= La saga de los Aznar =

Series of science fiction novels by Pascual Enguídanos

La saga de los Aznar is a work of 32 science fiction novels by Spanish writer Pascual Enguídanos. They were published in Spain between 1953 and 1958 (first part) and 1973 and 1978 (second part) in the Luchadores del Espacio collection by Editorial Valenciana and they appeared under the pseudonym George H. White. It received the European SF Award for Best Cycle of Novels at the Eurocon in Brussels in 1978.

The work represents a Spanish equivalent of science fiction and space opera that populated North American pulp fiction in the nineteen thirties and forties, a trend in which were forged such great authors as E.E. Doc Smith, Jack Williamson and Edmond Hamilton. The series has an adventurous nature and nostalgia for a bygone era. It contains a distinctly epic war and all kinds of adventures, while collecting a certain respect for science and technology which are not as battered as other works of that time.
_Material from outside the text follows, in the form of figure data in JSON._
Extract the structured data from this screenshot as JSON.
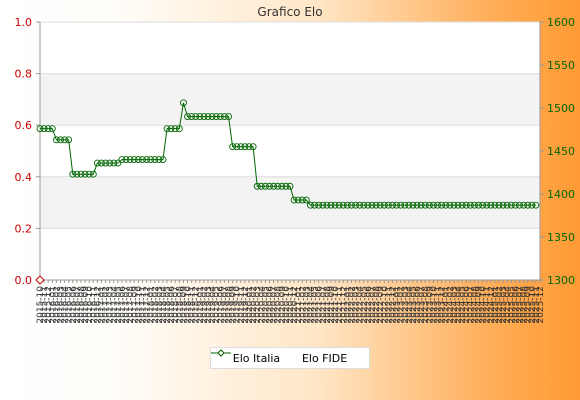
{
  "chart_data": {
    "type": "line",
    "title": "Grafico Elo",
    "x_labels": [
      "2015-10",
      "2015-11",
      "2015-12",
      "2016-01",
      "2016-02",
      "2016-03",
      "2016-04",
      "2016-05",
      "2016-06",
      "2016-07",
      "2016-08",
      "2016-09",
      "2016-10",
      "2016-11",
      "2016-12",
      "2017-01",
      "2017-02",
      "2017-03",
      "2017-04",
      "2017-05",
      "2017-06",
      "2017-07",
      "2017-08",
      "2017-09",
      "2017-10",
      "2017-11",
      "2017-12",
      "2018-01",
      "2018-02",
      "2018-03",
      "2018-04",
      "2018-05",
      "2018-06",
      "2018-07",
      "2018-08",
      "2018-09",
      "2018-10",
      "2018-11",
      "2018-12",
      "2019-01",
      "2019-02",
      "2019-03",
      "2019-04",
      "2019-05",
      "2019-06",
      "2019-07",
      "2019-08",
      "2019-09",
      "2019-10",
      "2019-11",
      "2019-12",
      "2020-01",
      "2020-02",
      "2020-03",
      "2020-04",
      "2020-05",
      "2020-06",
      "2020-07",
      "2020-08",
      "2020-09",
      "2020-10",
      "2020-11",
      "2020-12",
      "2021-01",
      "2021-02",
      "2021-03",
      "2021-04",
      "2021-05",
      "2021-06",
      "2021-07",
      "2021-08",
      "2021-09",
      "2021-10",
      "2021-11",
      "2021-12",
      "2022-01",
      "2022-02",
      "2022-03",
      "2022-04",
      "2022-05",
      "2022-06",
      "2022-07",
      "2022-08",
      "2022-09",
      "2022-10",
      "2022-11",
      "2022-12",
      "2023-01",
      "2023-02",
      "2023-03",
      "2023-04",
      "2023-05",
      "2023-06",
      "2023-07",
      "2023-08",
      "2023-09",
      "2023-10",
      "2023-11",
      "2023-12",
      "2024-01",
      "2024-02",
      "2024-03",
      "2024-04",
      "2024-05",
      "2024-06",
      "2024-07",
      "2024-08",
      "2024-09",
      "2024-10",
      "2024-11",
      "2024-12",
      "2025-01",
      "2025-02",
      "2025-03",
      "2025-04",
      "2025-05",
      "2025-06",
      "2025-07",
      "2025-08",
      "2025-09",
      "2025-10",
      "2025-11",
      "2025-12"
    ],
    "y_left": {
      "ticks": [
        "0.0",
        "0.2",
        "0.4",
        "0.6",
        "0.8",
        "1.0"
      ],
      "min": 0,
      "max": 1
    },
    "y_right": {
      "ticks": [
        "1300",
        "1350",
        "1400",
        "1450",
        "1500",
        "1550",
        "1600"
      ],
      "min": 1300,
      "max": 1600
    },
    "grid": true,
    "legend_position": "bottom",
    "series": [
      {
        "name": "Elo Italia",
        "axis": "left",
        "color": "#cc0000",
        "values": [
          0
        ]
      },
      {
        "name": "Elo FIDE",
        "axis": "right",
        "color": "#006600",
        "values": [
          1476,
          1476,
          1476,
          1476,
          1463,
          1463,
          1463,
          1463,
          1423,
          1423,
          1423,
          1423,
          1423,
          1423,
          1436,
          1436,
          1436,
          1436,
          1436,
          1436,
          1440,
          1440,
          1440,
          1440,
          1440,
          1440,
          1440,
          1440,
          1440,
          1440,
          1440,
          1476,
          1476,
          1476,
          1476,
          1506,
          1490,
          1490,
          1490,
          1490,
          1490,
          1490,
          1490,
          1490,
          1490,
          1490,
          1490,
          1455,
          1455,
          1455,
          1455,
          1455,
          1455,
          1409,
          1409,
          1409,
          1409,
          1409,
          1409,
          1409,
          1409,
          1409,
          1393,
          1393,
          1393,
          1393,
          1387,
          1387,
          1387,
          1387,
          1387,
          1387,
          1387,
          1387,
          1387,
          1387,
          1387,
          1387,
          1387,
          1387,
          1387,
          1387,
          1387,
          1387,
          1387,
          1387,
          1387,
          1387,
          1387,
          1387,
          1387,
          1387,
          1387,
          1387,
          1387,
          1387,
          1387,
          1387,
          1387,
          1387,
          1387,
          1387,
          1387,
          1387,
          1387,
          1387,
          1387,
          1387,
          1387,
          1387,
          1387,
          1387,
          1387,
          1387,
          1387,
          1387,
          1387,
          1387,
          1387,
          1387,
          1387,
          1387
        ]
      }
    ]
  }
}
Likely having copied the term orbimotor from Jose Elola, a.k.a. Colonel Ignotus, it non-the-less contains the aesthetics of Alex Raymond's, Flash Gordon: the prose is very visual. Enguídanos had a special interest in Mongo-styled planets, with its mix of future and archaic, feudal regimes, princes and lords despotic, primitive peoples oppressed, and, of course, men of silicon, insect men, floor men, or fish men.

Enguídanos' early works reflected classical space-opera, but very soon the Saga of Aznar was leading towards a unique epic among the stars, with a trace of classical myths. If Aeneas escaped from destroyed Troy to cross a sea unknown and found a distant colony which would be the birthplace of an empire, Rome and the first Aznar lead the survivors of the invasion of Earth by an alien species to a distant star to rebuild the lost homeland, Inci thereby in the collective ownership of the people valerano (Valera, an original 'autoplaneta') were heirs of mankind.
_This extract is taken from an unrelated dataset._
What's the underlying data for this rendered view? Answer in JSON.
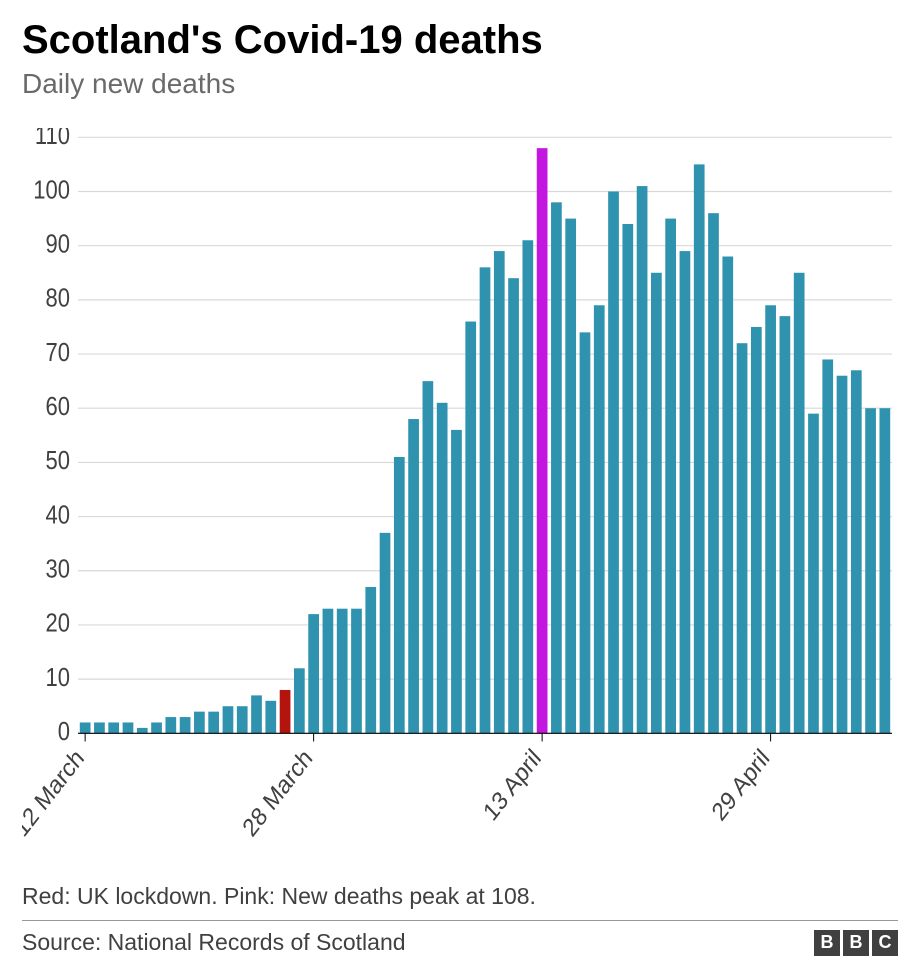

Enguídanos' series is likely of a number unparalleled in all of science fiction. In Saga, futuristic technology meets a very specific logic and originality: 'metal hyperdensity that repels the gravity low electric induction', ships that simulate cetacean space forms, the sidereal armed with millions of ships in battle over the fate of mankind, Z-rays, "sunlight" as a lethal weapon or as interstellar propellant, and the fabulous machines Karendon (inclusive of the field as the famous Star Trek transporters but brought here to their logical conclusion).

Beyond the adventures of war and futurism, Saga is also a very comprehensive utopian science fiction. A future society where the players have all the elements that characterize it as utopian, where money has been eliminated and automation has freed the human race from work. But in utopias of science fiction things are not so placid and well run; the island of Utopia (the Earth's future or any of its stellar colonies, including such wandering colony which is the fabulous autoplaneta Valera) is subjected to terrible dangers and frightening threats.
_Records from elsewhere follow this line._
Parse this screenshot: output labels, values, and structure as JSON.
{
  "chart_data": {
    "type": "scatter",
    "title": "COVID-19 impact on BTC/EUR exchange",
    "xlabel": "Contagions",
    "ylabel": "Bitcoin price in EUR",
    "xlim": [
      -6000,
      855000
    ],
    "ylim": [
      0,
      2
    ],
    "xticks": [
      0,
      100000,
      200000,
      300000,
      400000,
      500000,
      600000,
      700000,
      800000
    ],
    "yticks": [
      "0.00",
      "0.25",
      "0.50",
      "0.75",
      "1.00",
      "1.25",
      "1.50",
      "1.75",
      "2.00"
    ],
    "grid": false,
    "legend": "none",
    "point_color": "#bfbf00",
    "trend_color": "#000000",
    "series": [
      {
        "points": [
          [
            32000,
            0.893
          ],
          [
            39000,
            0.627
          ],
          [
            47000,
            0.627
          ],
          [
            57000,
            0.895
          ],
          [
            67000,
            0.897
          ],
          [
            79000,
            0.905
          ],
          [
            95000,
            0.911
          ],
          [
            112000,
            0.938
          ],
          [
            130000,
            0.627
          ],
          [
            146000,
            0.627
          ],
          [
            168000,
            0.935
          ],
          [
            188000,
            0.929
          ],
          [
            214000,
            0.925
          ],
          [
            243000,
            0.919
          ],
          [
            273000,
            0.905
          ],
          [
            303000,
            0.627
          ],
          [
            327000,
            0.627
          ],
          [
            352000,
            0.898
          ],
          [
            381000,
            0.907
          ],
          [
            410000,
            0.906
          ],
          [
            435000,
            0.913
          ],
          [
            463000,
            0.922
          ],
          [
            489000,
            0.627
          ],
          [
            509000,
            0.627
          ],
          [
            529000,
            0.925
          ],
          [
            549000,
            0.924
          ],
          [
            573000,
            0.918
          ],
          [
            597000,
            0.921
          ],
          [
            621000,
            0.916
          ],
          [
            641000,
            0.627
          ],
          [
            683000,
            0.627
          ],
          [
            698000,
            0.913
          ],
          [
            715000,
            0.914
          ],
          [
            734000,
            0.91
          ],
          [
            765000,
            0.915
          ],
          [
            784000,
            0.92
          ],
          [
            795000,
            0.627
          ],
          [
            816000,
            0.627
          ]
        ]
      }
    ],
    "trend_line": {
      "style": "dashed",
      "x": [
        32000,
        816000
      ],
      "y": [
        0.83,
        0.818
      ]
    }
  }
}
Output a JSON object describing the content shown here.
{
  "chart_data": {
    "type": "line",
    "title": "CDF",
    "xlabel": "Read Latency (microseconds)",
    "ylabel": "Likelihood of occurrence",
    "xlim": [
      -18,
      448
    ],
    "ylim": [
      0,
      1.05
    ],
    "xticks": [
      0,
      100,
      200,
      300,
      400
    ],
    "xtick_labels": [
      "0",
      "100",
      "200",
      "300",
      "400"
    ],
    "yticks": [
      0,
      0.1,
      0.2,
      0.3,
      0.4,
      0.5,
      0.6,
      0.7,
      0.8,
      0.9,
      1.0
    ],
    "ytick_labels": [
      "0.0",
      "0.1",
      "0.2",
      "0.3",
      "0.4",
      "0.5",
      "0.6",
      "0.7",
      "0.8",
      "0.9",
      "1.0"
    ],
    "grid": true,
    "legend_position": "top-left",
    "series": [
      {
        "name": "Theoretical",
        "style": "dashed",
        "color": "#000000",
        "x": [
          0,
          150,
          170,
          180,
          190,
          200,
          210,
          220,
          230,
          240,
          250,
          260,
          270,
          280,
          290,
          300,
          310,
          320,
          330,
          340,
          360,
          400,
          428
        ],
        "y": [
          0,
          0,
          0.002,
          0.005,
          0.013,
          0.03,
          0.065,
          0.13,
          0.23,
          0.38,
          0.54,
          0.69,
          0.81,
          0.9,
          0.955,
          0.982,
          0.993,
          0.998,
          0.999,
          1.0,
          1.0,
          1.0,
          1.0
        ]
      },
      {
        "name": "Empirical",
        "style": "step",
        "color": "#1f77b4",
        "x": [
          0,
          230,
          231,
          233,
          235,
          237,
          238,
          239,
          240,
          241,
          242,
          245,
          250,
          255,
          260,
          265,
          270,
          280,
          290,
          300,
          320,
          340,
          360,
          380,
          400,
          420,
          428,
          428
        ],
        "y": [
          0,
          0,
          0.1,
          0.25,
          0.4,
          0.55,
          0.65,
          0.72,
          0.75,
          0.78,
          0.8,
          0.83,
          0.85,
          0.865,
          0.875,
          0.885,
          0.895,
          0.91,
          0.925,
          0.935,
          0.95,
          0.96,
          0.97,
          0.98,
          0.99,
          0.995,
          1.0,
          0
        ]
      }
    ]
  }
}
Saga stresses a realistic treatment of the characters: Unlike other series, the protagonists of the Saga not only live their lives in fullness of adventure and excitement, but also are born and die as in real life. The novels allow the reader to accompany the vicissitudes of mankind through family members of the first protagonist (the aviator Miguel Angel Aznar de Soto), who is thrown from the contemporary period, after an adventure in search of 'flying saucers' in the Himalayas, to an unlikely but highly suggestive Venus' Jurassic, and finally to five centuries in the future with the Earth on the brink of a dreadful World War and the shadow of an even more horrific alien invasion looming.

Step by step, without giving rest to the suffering humanity, Enguídanos describes the vicissitudes of future exiles from the land, citizens of the Federation Ibero, who manage to escape the invasion of the "abominable gray beast, thorbod".

Pascual Enguídanos not only achieved a long series of novels, but managed to keep a cycle of tension and growing interest, by constantly evolving the plot and characters. Enguídanos, with ups and downs in the 'normal' range, managed to maintain and even improve the quality as the Saga progressed.